Al terminar su explicación mi interlocutor emitió un silbido agudo, y de entre las dunas, como si hubieran esperado esta señal, una multitud de niños se deslizó hasta donde yo estaba y con manos pequeñas me llevaron en andas hasta la arboleda detrás de las dunas. En el centro de la misma había un espacio abierto en donde se podía distinguir una larga mesa de madera y una especie de trono en forma de vulva, que me hizo recordar a la imagen de la Virgen de Guadalupe.

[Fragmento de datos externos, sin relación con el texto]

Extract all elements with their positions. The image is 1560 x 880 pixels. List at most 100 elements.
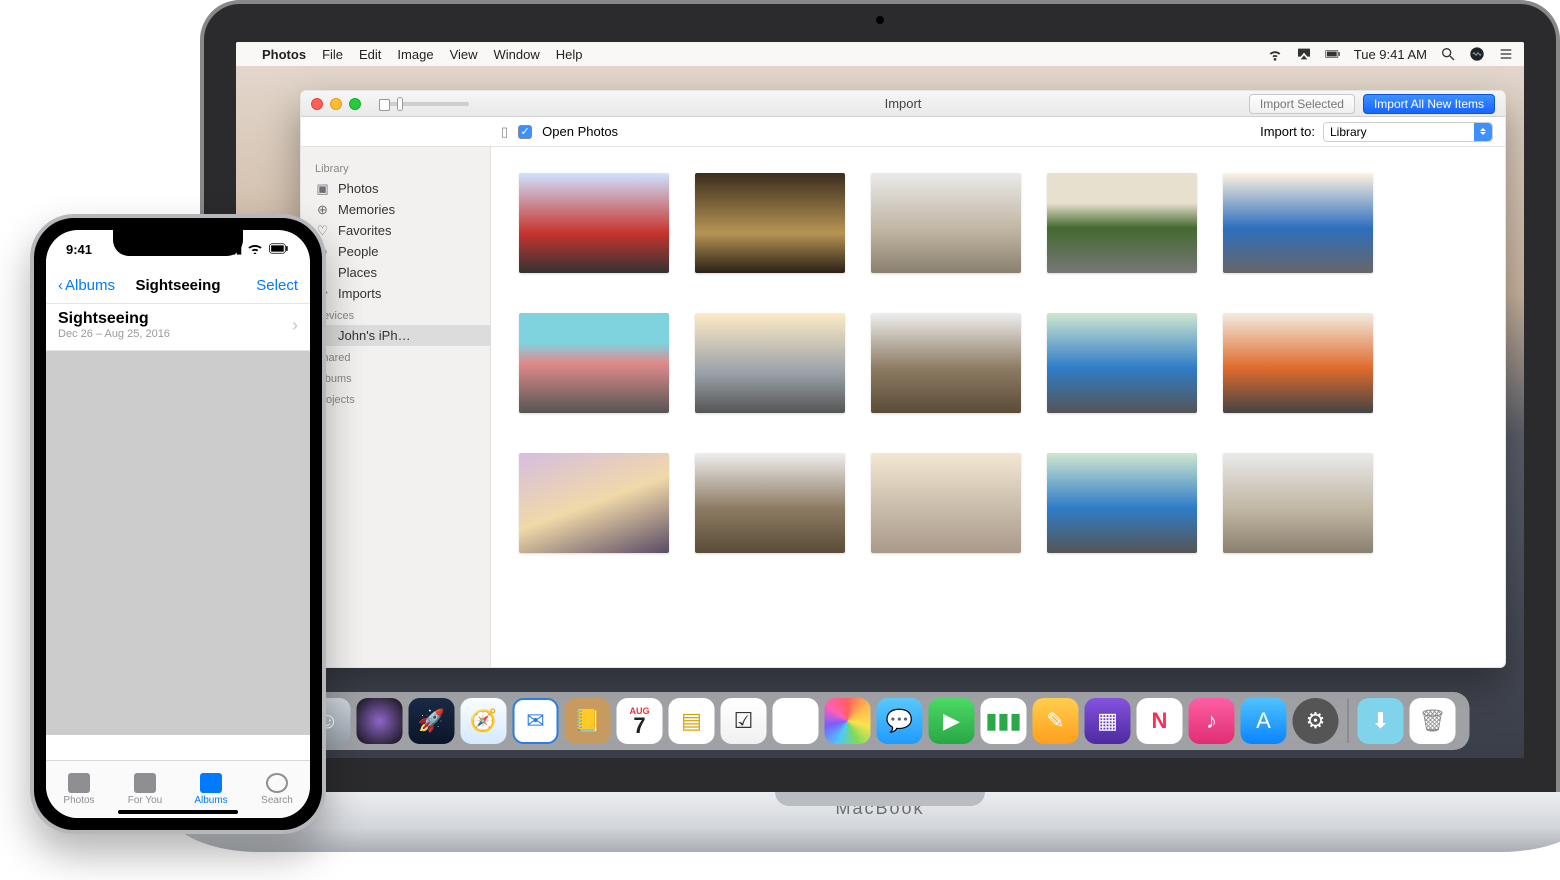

El número 3 emitió otro silbido e inmediatamente aparecieron niños y niñas portando bandejas con comida. Con manos delicadas me hicieron sentar sobre troncos de palmera que servían de bancos y me dispuse a disfrutar de una exquisita cena. Mientras comíamos, los niños entonaban hermosas canciones en un idioma desconocido mientras bailaban alrededor mío como duendes sacados de una fábula. Me pregunté si aquello no sería eso, una fábula, una historia en la que estaba participando y que todo era un sueño. Pero no, la comida era real y los niños eran reales también.
Luego de comer me hicieron sentar sobre el trono y me preguntaron si no quería ser su madre. Los vi tan solos y desamparados que sin pensarlo dos veces les dije que si. La algarabía que siguió me ensordeció tanto que no podía escuchar mi propia voz. El número 3 se acercó y, haciendo callar al grupo de enardecido niños, dijo:
–-De ahora en más te llamarás Mater Suprema (Madre Superiora) y una de tus primeras funciones será darnos a todos un nombre. También tendrás que cantarnos canciones de cuna cuando nos vamos a dormir. ¿Crees que puedes empezar esta noche? Le dije que si y esa noche, al terminar de cantarles algunas canciones de cuna que mi madre solía cantarme, todos estaban durmiendo apaciblemente.
El día siguiente me lo pasé dando nombres a todos los niños. Cuando lo recibían lo repetían varias veces para no olvidarlo y se iban corriendo a compartirlo con sus amigos y amigas. En la Biblia, en el libro del Génesis, se dice que el primer hombre le puso nombre a todos los animales, pero nunca a un ser humano. Esa fue la tarea de Dios, quien lo llamó Adán y a su pareja Eva. Estaría mintiendo si no dijera que ese día me sentí un poco diosa…
Pensé en regresar a mi vida fuera de la isla pero, al no tener familia, nadie me echaría de menos. Decidí entonces quedarme a vivir con los niños, y aquí estoy, ya no sé cuanto tiempo, he perdido la cuenta. Para mi, al igual que para los niños, el tiempo ha dejado de ser importante, por eso no pasa. Vivimos en un perpetuo presente, todos detenidos en un instante, sin envejecer, sin estar esclavizados al mundo ilógico y cruel de los adultos. Y desde el mar, los delfines nos protegen, desviando a los que quieren llegar hasta aquí. Sobre la playa solo hay huellas de niños, y las mías.